There are several limitations to this study, which need to be concerned. First, although we retrieved current online databases including PubMed, Cochrane, CNKI, CBM, and Wan-Fang Database in China without language restrictions, all the included articles relating to CKI combined with chemotherapeutic drugs versus chemotherapeutic drugs alone for advanced colon cancer patients were only found in China, which indicated that publication bias might exist across studies. Secondly, we found that CKI combined with chemotherapeutic drugs had beneficial effects in the improvement of efficacy and safety in patients with advanced colon cancer.
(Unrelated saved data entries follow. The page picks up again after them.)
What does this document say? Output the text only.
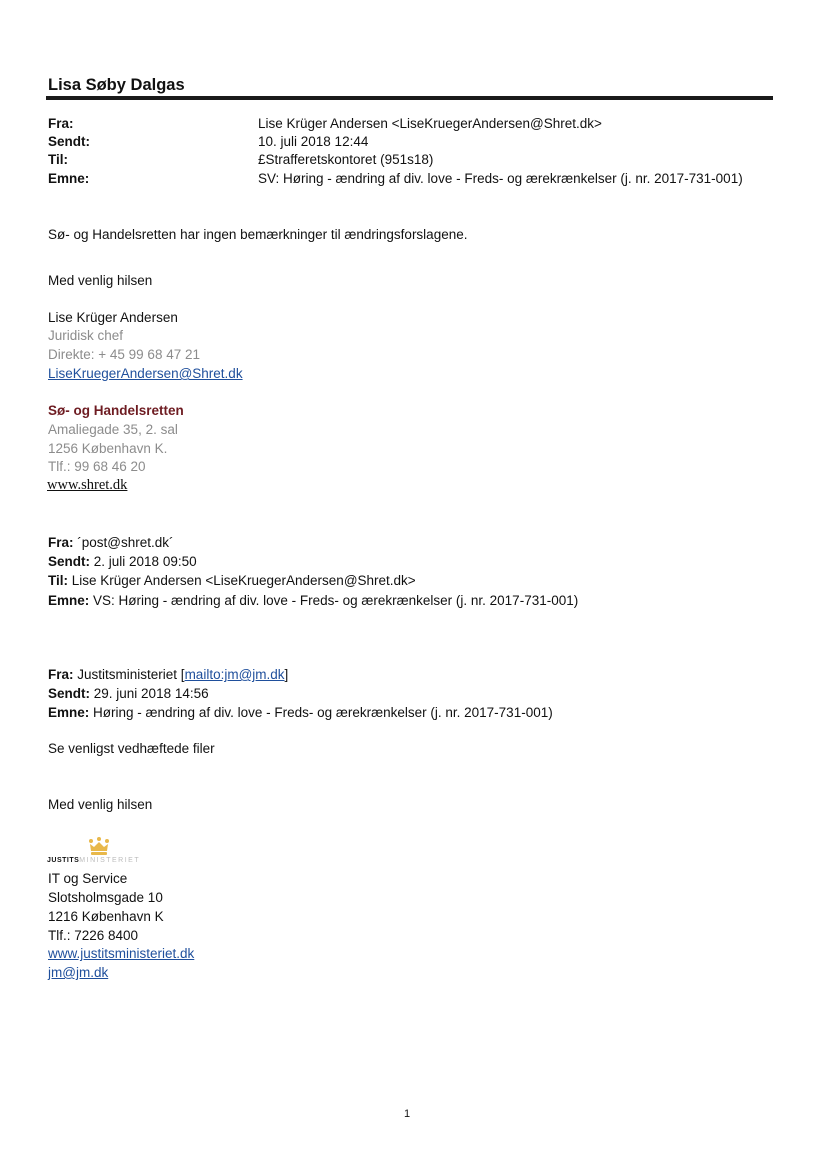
Lisa Søby Dalgas
Fra:	Lise Krüger Andersen <LiseKruegerAndersen@Shret.dk>
Sendt:	10. juli 2018 12:44
Til:	£Strafferetskontoret (951s18)
Emne:	SV: Høring - ændring af div. love - Freds- og ærekrænkelser (j. nr. 2017-731-001)
Sø- og Handelsretten har ingen bemærkninger til ændringsforslagene.
Med venlig hilsen
Lise Krüger Andersen
Juridisk chef
Direkte: + 45 99 68 47 21
LiseKruegerAndersen@Shret.dk
Sø- og Handelsretten
Amaliegade 35, 2. sal
1256 København K.
Tlf.: 99 68 46 20
www.shret.dk
Fra: ´post@shret.dk´
Sendt: 2. juli 2018 09:50
Til: Lise Krüger Andersen <LiseKruegerAndersen@Shret.dk>
Emne: VS: Høring - ændring af div. love - Freds- og ærekrænkelser (j. nr. 2017-731-001)
Fra: Justitsministeriet [mailto:jm@jm.dk]
Sendt: 29. juni 2018 14:56
Emne: Høring - ændring af div. love - Freds- og ærekrænkelser (j. nr. 2017-731-001)
Se venligst vedhæftede filer
Med venlig hilsen
JUSTITSMINISTERIET
IT og Service
Slotsholmsgade 10
1216 København K
Tlf.: 7226 8400
www.justitsministeriet.dk
jm@jm.dk
1
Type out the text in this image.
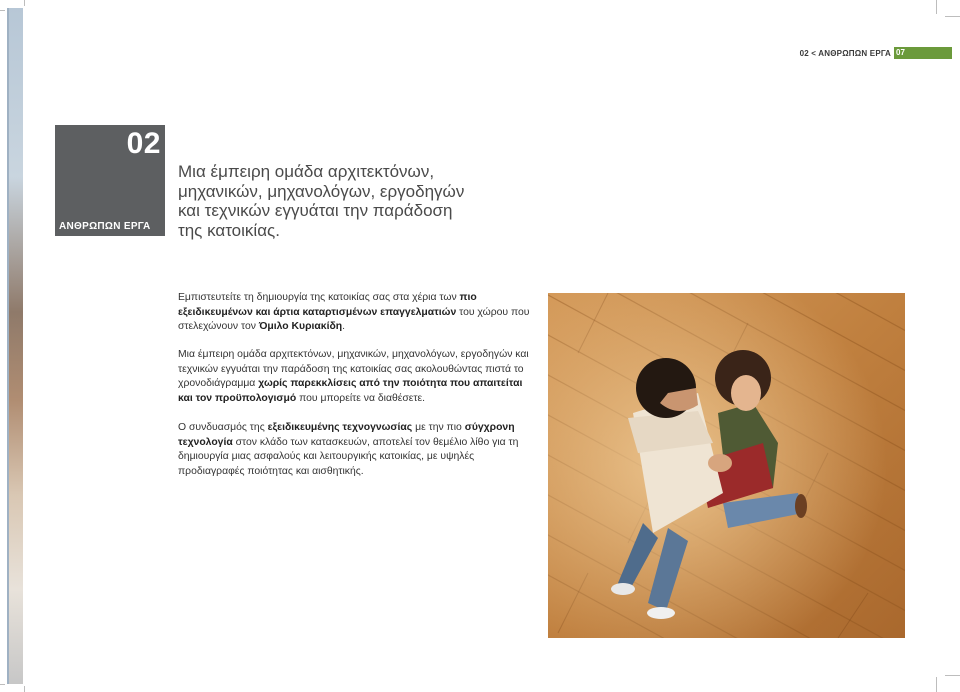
02 < ΑΝΘΡΩΠΩΝ ΕΡΓΑ 07
02
ΑΝΘΡΩΠΩΝ ΕΡΓΑ
Μια έμπειρη ομάδα αρχιτεκτόνων,
μηχανικών, μηχανολόγων, εργοδηγών
και τεχνικών εγγυάται την παράδοση
της κατοικίας.
Εμπιστευτείτε τη δημιουργία της κατοικίας σας στα χέρια των πιο εξειδικευμένων και άρτια καταρτισμένων επαγγελματιών του χώρου που στελεχώνουν τον Όμιλο Κυριακίδη.
Μια έμπειρη ομάδα αρχιτεκτόνων, μηχανικών, μηχανολόγων, εργοδηγών και τεχνικών εγγυάται την παράδοση της κατοικίας σας ακολουθώντας πιστά το χρονοδιάγραμμα χωρίς παρεκκλίσεις από την ποιότητα που απαιτείται και τον προϋπολογισμό που μπορείτε να διαθέσετε.
Ο συνδυασμός της εξειδικευμένης τεχνογνωσίας με την πιο σύγχρονη τεχνολογία στον κλάδο των κατασκευών, αποτελεί τον θεμέλιο λίθο για τη δημιουργία μιας ασφαλούς και λειτουργικής κατοικίας, με υψηλές προδιαγραφές ποιότητας και αισθητικής.
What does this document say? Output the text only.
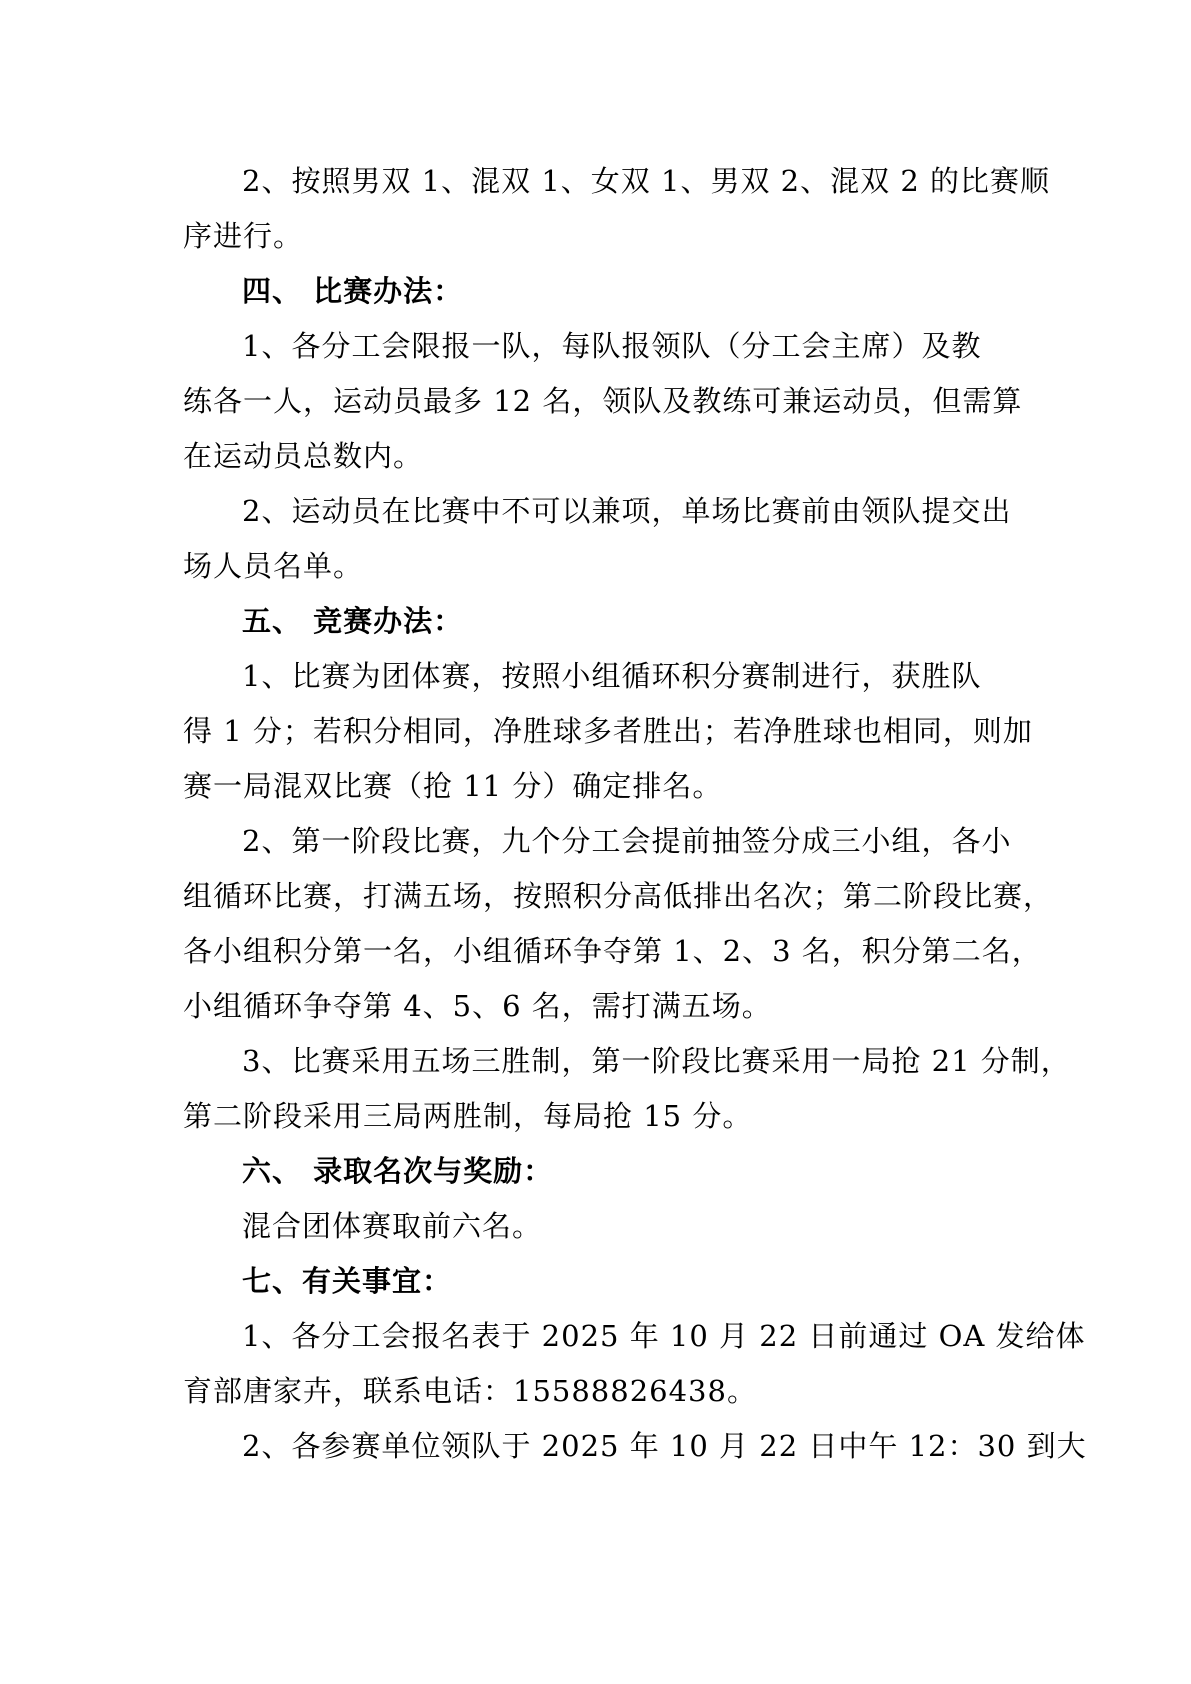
2、按照男双 1、混双 1、女双 1、男双 2、混双 2 的比赛顺
序进行。
四、 比赛办法：
1、各分工会限报一队，每队报领队（分工会主席）及教
练各一人，运动员最多 12 名，领队及教练可兼运动员，但需算
在运动员总数内。
2、运动员在比赛中不可以兼项，单场比赛前由领队提交出
场人员名单。
五、 竞赛办法：
1、比赛为团体赛，按照小组循环积分赛制进行，获胜队
得 1 分；若积分相同，净胜球多者胜出；若净胜球也相同，则加
赛一局混双比赛（抢 11 分）确定排名。
2、第一阶段比赛，九个分工会提前抽签分成三小组，各小
组循环比赛，打满五场，按照积分高低排出名次；第二阶段比赛，
各小组积分第一名，小组循环争夺第 1、2、3 名，积分第二名，
小组循环争夺第 4、5、6 名，需打满五场。
3、比赛采用五场三胜制，第一阶段比赛采用一局抢 21 分制，
第二阶段采用三局两胜制，每局抢 15 分。
六、 录取名次与奖励：
混合团体赛取前六名。
七、有关事宜：
1、各分工会报名表于 2025 年 10 月 22 日前通过 OA 发给体
育部唐家卉，联系电话：15588826438。
2、各参赛单位领队于 2025 年 10 月 22 日中午 12：30 到大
However, the quality of the included RCTs was not high and had relatively small cases, which might cause some bias. Future research should focus on methodologically strong RCTs to determine the potential efficacy of CKI. Thirdly, it was not an individual patient data analysis, and meta-analyses based on published data tended to overestimate treatment effects compared with individual patient data analysis [52]. In addition, the included study lacked a more comprehensive analysis such as adjusting for baseline factors and other differences that existed between the studies from which the data was pooled. Fourthly, though in this study we did not found significant heterogeneity, the chemotherapy regimen and duration of CKI treatment were inconsistent between studies, which increased the risk of heterogeneity. In addition, most of the included studies were performed at hospital among patients with major organ function normal; thus the results may not entirely apply to the general patient population in the community or patients with organ damaged or dysfunction.

On the other hand, there are some highlights in our study. Our meta-analysis systematically and comprehensively examined the efficacy and safety of CKI combined with chemotherapeutic drugs on patients with advanced colon cancer. The favorable treatment of CKI in combination with chemotherapeutic drugs may be highly meaningful for patients with advanced colon cancer. Furthermore, due to comprehensive analysis of all eligible studies, our meta-analysis increases the power and plausibility of the conclusion when compared with previous individual studies.

5. Conclusion

In summary, although the quality of the eligible studies is not sufficient, our findings are helpful for clinical practice and treatment for advanced colon cancer. CKI combined with chemotherapeutic drugs is favorable to improve the efficacy and quality of life and increase the safety by reducing the incidence of nausea, vomiting, thrombocytopenia, and leucopenia in patients with advanced colon cancer. However, high-quality studies should be conducted to confirm our findings.